For others it may be too late. Bradford & Bingley has been touted around by its advisers Goldman Sachs and ABN Amro for over a year but no-one wants to buy. Alliance & Leicester likewise is something of a wallflower at the consolidation ball

It is in the awkward middle, that institutions are most impatient for action. Bank of Scotland is paying the price for having raised investors expectations and then having been unable to deliver. Compared with the juicy dish that NatWest would have been had Bank of Scotland not Royal Bank got it, selling more mortgages to AA customers unfortunately does not have the same zing.

When Ian Harley took over at Abbey from Peter Birch, the group had a series of big deals under its belt and seemed well positioned for more. It was more highly rated than NatWest or Barclays and could have had its pick of partners. But Mr Harley was cautious, some would say too much so, and has preferred small bolt-on acquisitions to the big transforming deal. As pressure has mounted, Mr Harley has become increasingly wayward announcing a raft of initiatives, culminating in the recent £2bn acquisition of Scottish Provident, the life insurance group.

These have all been aimed at raising the share price, and by that token have failed. The calls for his resignation come from those who believe that he is the only obstacle to Abbey being taken over by Lloyds or Barclays.

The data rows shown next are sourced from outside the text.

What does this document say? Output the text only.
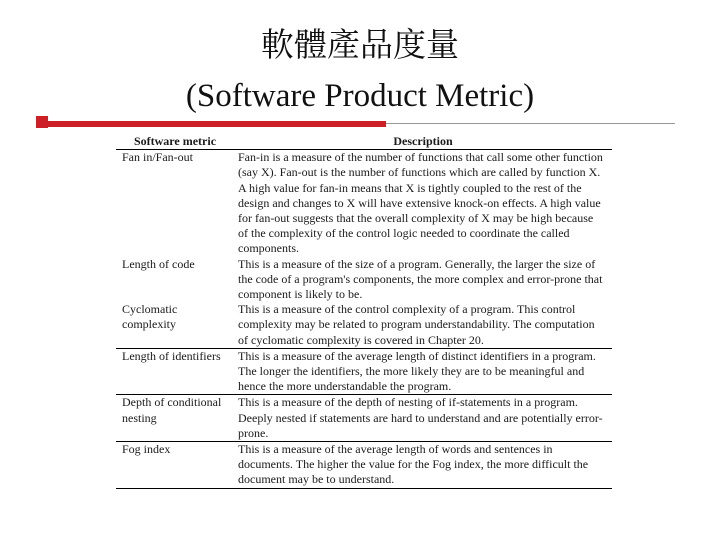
軟體產品度量
(Software Product Metric)
Software metric	Description
Fan in/Fan-out	Fan-in is a measure of the number of functions that call some other function (say X). Fan-out is the number of functions which are called by function X. A high value for fan-in means that X is tightly coupled to the rest of the design and changes to X will have extensive knock-on effects. A high value for fan-out suggests that the overall complexity of X may be high because of the complexity of the control logic needed to coordinate the called components.
Length of code	This is a measure of the size of a program. Generally, the larger the size of the code of a program's components, the more complex and error-prone that component is likely to be.
Cyclomatic complexity	This is a measure of the control complexity of a program. This control complexity may be related to program understandability. The computation of cyclomatic complexity is covered in Chapter 20.
Length of identifiers	This is a measure of the average length of distinct identifiers in a program. The longer the identifiers, the more likely they are to be meaningful and hence the more understandable the program.
Depth of conditional nesting	This is a measure of the depth of nesting of if-statements in a program. Deeply nested if statements are hard to understand and are potentially error-prone.
Fog index	This is a measure of the average length of words and sentences in documents. The higher the value for the Fog index, the more difficult the document may be to understand.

Some would say that a deal between Bank of Scotland and Abbey National would solve both their problems. Abbey would get the broader banking expertise it lacks while Bank of Scotland would get the balance sheet scale it needs to carry on growing at the rate it has for the last 10 years.

But judging from Mr Burt's dismissive remarks yesterday that it not going to happen as long as both he and Mr Harley are in their jobs.

Ironically, consolidation may not be the easy answer many fondly imagine. Few of the recent deals have done much to energise flagging share prices and for good reason. The fundamental problem with Britain's banks is that the vast majority have had it too easy for too long. Now they are faced with real competition, they are floundering about with little idea of what to do. As always the City's pat answer is to do a deal. It is so much easier than trying to work out what the customer really wants.